Roelker Tells Early Difficulties Of Association for Bulletin

NO WRITER ATTRIBUTED

Because the early records of the Harvard Alumni Association are "as bare as the proverbial widow's cupboard," it took William G. Roelker '09 to prepart the history of the Association's first stormy years which will be published in the May 24 issue of the Alumni Bulletin.

In "But Gentlemen, Who Shall Oversee the Overseers?" Roelker describes how the Association was founded and how it wrested control of the Board of Overseers from the Massachusetts legislature.

More than 200 copies of the 15-page article will be distributed to alumni attending the meeting of the Associated Harvard Clubs in New York.

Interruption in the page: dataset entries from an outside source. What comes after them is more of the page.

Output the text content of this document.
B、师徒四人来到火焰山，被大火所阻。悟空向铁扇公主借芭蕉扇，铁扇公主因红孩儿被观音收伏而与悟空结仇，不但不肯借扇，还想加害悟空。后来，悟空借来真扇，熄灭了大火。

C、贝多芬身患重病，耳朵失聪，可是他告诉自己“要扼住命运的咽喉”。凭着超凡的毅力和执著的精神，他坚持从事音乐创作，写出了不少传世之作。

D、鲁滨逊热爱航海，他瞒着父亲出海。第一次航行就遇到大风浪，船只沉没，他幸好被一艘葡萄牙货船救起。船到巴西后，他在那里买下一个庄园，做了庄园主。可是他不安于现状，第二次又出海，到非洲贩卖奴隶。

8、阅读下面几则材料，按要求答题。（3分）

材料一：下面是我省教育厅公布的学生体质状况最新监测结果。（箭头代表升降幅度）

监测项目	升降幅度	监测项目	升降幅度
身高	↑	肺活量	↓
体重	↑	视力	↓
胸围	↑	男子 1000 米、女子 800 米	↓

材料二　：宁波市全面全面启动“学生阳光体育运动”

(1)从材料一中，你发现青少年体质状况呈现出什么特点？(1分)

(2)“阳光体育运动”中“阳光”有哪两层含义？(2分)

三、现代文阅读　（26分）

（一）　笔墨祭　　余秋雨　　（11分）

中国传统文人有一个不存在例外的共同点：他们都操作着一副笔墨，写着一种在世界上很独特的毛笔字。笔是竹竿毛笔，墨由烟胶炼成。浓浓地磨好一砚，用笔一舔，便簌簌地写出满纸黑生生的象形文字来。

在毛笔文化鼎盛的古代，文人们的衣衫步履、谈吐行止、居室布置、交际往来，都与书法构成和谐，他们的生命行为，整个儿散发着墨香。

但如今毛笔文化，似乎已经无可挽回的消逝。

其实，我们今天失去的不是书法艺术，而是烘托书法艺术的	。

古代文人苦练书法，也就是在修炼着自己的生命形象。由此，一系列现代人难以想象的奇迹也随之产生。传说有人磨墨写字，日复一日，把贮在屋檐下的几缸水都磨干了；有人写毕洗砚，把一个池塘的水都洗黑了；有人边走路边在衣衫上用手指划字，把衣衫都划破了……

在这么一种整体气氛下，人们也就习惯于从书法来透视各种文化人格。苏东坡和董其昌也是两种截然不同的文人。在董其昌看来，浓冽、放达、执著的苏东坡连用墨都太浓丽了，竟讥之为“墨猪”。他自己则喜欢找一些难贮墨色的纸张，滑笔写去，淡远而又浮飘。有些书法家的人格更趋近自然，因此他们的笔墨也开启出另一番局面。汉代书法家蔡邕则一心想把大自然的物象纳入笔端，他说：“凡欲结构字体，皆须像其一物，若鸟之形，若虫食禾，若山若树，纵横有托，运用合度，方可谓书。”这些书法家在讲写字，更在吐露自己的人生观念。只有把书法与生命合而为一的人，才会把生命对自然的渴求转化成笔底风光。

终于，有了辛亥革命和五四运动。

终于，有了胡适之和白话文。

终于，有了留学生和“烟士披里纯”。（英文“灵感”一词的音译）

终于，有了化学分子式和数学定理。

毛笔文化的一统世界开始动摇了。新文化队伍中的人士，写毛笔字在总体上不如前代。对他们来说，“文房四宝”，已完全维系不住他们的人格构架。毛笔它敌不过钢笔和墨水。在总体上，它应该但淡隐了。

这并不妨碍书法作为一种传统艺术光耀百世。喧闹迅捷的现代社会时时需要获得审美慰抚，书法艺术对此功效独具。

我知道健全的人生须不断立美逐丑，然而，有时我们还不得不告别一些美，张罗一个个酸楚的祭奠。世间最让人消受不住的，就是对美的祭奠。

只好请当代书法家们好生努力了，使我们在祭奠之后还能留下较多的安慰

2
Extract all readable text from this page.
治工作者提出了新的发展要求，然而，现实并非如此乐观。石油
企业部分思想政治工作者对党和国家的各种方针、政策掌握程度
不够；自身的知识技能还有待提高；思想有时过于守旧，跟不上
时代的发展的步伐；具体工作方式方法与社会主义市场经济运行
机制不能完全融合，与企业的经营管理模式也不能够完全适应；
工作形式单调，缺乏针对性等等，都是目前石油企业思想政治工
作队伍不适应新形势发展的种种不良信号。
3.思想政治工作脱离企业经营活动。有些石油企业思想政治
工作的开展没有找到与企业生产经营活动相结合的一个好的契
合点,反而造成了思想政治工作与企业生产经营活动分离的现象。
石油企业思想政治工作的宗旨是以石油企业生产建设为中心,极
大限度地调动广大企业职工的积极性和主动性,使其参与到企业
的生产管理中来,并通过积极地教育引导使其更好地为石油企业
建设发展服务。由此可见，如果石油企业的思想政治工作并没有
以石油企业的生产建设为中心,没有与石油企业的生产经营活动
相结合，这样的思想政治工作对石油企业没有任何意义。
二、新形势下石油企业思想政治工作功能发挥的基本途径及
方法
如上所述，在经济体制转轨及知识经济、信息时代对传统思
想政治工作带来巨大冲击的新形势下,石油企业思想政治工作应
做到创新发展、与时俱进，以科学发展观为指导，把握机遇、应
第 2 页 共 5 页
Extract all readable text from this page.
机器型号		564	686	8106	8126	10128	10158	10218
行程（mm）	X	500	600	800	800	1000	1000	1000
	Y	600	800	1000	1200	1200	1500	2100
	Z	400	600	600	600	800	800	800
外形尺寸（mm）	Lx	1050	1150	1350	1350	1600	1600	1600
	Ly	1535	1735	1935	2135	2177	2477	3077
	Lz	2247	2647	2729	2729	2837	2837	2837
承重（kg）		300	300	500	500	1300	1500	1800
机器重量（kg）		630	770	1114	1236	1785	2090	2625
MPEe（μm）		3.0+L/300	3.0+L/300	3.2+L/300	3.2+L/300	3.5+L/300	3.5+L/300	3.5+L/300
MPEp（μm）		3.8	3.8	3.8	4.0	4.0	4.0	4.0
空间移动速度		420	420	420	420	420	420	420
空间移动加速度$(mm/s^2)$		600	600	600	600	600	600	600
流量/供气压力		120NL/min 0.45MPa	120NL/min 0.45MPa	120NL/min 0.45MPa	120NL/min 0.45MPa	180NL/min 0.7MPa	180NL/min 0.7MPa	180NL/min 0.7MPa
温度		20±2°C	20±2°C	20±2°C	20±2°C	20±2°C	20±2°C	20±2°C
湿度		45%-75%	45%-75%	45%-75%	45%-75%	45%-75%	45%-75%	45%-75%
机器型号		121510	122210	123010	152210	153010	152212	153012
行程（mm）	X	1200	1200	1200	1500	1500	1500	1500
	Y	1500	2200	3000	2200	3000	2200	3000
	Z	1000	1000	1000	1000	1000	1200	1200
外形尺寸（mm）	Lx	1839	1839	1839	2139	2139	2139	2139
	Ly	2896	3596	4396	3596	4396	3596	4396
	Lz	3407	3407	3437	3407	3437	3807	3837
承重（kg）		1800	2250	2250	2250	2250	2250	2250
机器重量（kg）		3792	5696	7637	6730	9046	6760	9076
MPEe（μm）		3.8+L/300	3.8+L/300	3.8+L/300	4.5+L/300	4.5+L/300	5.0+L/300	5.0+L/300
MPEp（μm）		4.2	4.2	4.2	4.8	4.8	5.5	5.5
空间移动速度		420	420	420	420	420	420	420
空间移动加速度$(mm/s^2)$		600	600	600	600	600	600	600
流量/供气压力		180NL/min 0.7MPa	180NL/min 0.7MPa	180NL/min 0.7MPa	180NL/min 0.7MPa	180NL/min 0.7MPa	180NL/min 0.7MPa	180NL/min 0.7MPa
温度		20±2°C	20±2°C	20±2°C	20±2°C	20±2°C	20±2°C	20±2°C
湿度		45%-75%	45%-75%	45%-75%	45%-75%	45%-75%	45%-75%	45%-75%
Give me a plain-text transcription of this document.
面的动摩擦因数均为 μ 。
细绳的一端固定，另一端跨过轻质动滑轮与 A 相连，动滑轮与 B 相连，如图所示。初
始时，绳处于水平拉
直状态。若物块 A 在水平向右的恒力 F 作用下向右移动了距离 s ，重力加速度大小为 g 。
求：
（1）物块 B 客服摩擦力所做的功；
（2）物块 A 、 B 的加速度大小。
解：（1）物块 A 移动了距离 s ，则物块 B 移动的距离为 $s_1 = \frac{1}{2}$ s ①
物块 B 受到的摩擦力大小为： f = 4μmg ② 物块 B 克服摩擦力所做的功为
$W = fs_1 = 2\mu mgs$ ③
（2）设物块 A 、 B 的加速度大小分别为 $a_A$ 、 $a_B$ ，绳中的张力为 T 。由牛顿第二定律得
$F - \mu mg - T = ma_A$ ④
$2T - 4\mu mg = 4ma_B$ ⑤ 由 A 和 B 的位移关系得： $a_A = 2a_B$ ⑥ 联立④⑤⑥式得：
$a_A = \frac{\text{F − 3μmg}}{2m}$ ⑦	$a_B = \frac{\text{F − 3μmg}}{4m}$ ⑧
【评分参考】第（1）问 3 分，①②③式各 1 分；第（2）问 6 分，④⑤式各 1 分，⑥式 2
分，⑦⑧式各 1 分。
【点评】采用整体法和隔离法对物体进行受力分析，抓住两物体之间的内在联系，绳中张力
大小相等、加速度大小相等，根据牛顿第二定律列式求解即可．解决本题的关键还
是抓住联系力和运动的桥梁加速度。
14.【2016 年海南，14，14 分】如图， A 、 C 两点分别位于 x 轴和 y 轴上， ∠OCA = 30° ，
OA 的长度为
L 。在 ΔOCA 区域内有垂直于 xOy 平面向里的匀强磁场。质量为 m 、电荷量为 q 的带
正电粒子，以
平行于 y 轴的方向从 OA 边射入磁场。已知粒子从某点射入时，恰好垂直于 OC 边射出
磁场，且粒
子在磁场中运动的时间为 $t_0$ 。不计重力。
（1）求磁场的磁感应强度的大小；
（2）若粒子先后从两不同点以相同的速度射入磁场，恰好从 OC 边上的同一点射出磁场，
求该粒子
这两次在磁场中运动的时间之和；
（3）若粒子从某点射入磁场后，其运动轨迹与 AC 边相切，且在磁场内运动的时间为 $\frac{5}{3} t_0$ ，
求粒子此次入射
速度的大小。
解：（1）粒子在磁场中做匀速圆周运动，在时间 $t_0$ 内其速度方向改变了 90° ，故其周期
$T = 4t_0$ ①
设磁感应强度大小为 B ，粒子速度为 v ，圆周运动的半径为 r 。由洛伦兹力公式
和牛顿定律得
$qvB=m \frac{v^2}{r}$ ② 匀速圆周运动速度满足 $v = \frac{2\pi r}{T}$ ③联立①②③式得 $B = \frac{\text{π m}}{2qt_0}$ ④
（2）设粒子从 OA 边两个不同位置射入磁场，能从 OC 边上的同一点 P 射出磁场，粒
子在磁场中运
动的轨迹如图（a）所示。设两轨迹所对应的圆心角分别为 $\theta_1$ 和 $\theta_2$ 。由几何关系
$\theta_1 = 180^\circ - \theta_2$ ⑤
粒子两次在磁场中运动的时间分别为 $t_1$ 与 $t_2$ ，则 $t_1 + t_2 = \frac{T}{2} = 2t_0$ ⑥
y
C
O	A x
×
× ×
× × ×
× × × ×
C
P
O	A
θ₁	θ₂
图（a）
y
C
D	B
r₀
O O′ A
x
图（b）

Roelker first became interested in the early difficulties of the Association when he ran across a letter from Edward Everett written to the president of Brown University shortly after the founding of the Association in 1840, complaining of the lack of constructive alumni support.

Amusing Incident

Including several amusing incidents about the Association, "But Gentlemen. Who Shall Oversee the Overseers?" tells of one of the first formal alumni dinners which "was thrown into a very ungenial state," by the circumstances that the dinner was composed in a good degree of spoiled meats. Josiah Quincy, Jr. said it was rather a diet at Worms than a meeting of the alumni.

Although the Alumni Association was founded in 1940, it was not until 1865 when the University was divorced from political control and the Alumni were given the right to elect the Board of Overseers that the Association became an active force, Roelker says.